East Atlantic Flyway nominated as a UNESCO World Heritage Site


The East Atlantic Flyway, an important region for migratory birds, is one of seven sites to be put forward by the UK Government for UNESCO World Heritage status.

The flyway, which covers an area of almost 1,300 km, brings together a coastal network of wetlands from RSPB Blacktoft Sands on the Humber Estuary to RSPB Wallasea Island, Essex, plus reserves along the River Thames. It is visited by millions of birds annually.

Brent Goose is one of the many species that use the East Atlantic Flyway (Mike Haberfield).
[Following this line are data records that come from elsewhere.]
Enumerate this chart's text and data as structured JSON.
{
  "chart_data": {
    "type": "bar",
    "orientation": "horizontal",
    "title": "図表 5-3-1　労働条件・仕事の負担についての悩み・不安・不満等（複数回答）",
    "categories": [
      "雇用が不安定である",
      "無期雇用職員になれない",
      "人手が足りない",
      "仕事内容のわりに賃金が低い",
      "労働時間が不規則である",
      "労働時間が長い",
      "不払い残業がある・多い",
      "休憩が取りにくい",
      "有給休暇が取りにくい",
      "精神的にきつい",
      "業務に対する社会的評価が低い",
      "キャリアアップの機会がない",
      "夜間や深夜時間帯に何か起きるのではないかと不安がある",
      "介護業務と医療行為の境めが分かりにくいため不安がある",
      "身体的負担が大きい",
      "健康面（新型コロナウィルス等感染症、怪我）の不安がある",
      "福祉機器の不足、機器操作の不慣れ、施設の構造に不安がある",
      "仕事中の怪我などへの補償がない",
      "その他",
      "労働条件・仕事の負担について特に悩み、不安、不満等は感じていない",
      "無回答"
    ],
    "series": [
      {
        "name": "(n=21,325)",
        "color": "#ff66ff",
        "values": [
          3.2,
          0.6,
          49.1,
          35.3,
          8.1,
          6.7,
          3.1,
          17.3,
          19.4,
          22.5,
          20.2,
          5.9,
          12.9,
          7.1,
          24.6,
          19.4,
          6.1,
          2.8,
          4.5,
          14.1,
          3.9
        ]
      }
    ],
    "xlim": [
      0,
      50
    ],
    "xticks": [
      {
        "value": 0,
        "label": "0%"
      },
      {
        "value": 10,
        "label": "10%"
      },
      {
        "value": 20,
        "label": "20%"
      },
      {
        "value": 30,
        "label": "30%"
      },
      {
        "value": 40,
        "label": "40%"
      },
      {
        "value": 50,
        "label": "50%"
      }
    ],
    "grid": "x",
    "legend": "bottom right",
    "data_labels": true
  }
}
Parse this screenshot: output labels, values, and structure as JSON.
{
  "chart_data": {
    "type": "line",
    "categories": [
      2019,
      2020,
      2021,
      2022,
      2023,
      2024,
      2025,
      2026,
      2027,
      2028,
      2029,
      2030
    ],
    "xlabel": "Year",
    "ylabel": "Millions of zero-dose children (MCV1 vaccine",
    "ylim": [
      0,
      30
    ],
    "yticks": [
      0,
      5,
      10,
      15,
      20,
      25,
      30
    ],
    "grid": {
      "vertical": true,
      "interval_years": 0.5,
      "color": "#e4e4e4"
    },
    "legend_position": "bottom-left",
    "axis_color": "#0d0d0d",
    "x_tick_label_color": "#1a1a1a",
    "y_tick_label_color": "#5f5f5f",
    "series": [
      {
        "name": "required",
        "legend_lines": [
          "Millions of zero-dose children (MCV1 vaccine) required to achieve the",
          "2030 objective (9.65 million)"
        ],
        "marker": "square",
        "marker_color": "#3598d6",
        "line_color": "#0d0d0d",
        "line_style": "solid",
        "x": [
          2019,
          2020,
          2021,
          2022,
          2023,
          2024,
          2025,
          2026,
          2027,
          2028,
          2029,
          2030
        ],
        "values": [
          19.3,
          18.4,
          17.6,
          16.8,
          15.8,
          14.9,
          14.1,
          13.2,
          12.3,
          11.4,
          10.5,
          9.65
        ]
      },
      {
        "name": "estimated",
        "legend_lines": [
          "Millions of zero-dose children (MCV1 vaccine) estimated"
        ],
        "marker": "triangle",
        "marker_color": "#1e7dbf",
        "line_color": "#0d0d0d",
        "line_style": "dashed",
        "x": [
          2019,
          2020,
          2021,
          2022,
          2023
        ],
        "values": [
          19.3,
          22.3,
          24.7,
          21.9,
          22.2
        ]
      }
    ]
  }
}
One of the reserves in the flyway is RSPB Minsmere, and site manager Adam Rowlands said: "It's recognising its importance for the birds and for us as people. These wetlands, like on the open coast at Minsmere, and our estuaries, are a fantastic place of global significance for migratory bird populations."

The Wadden Sea, which spans the Dutch and German coasts, and the Banc d'Arguin National Park in Mauritania, West Africa, are two examples of important bird regions which have received World Heritage Status.

A UNESCO site is a globally recognised designation given to places of cultural, historical or scientific significance. There are just two Natural World Heritage sites in the UK: the Dorset and East Devon Coast, plus the Giant's Causeway and Causeway Coast in Northern Ireland.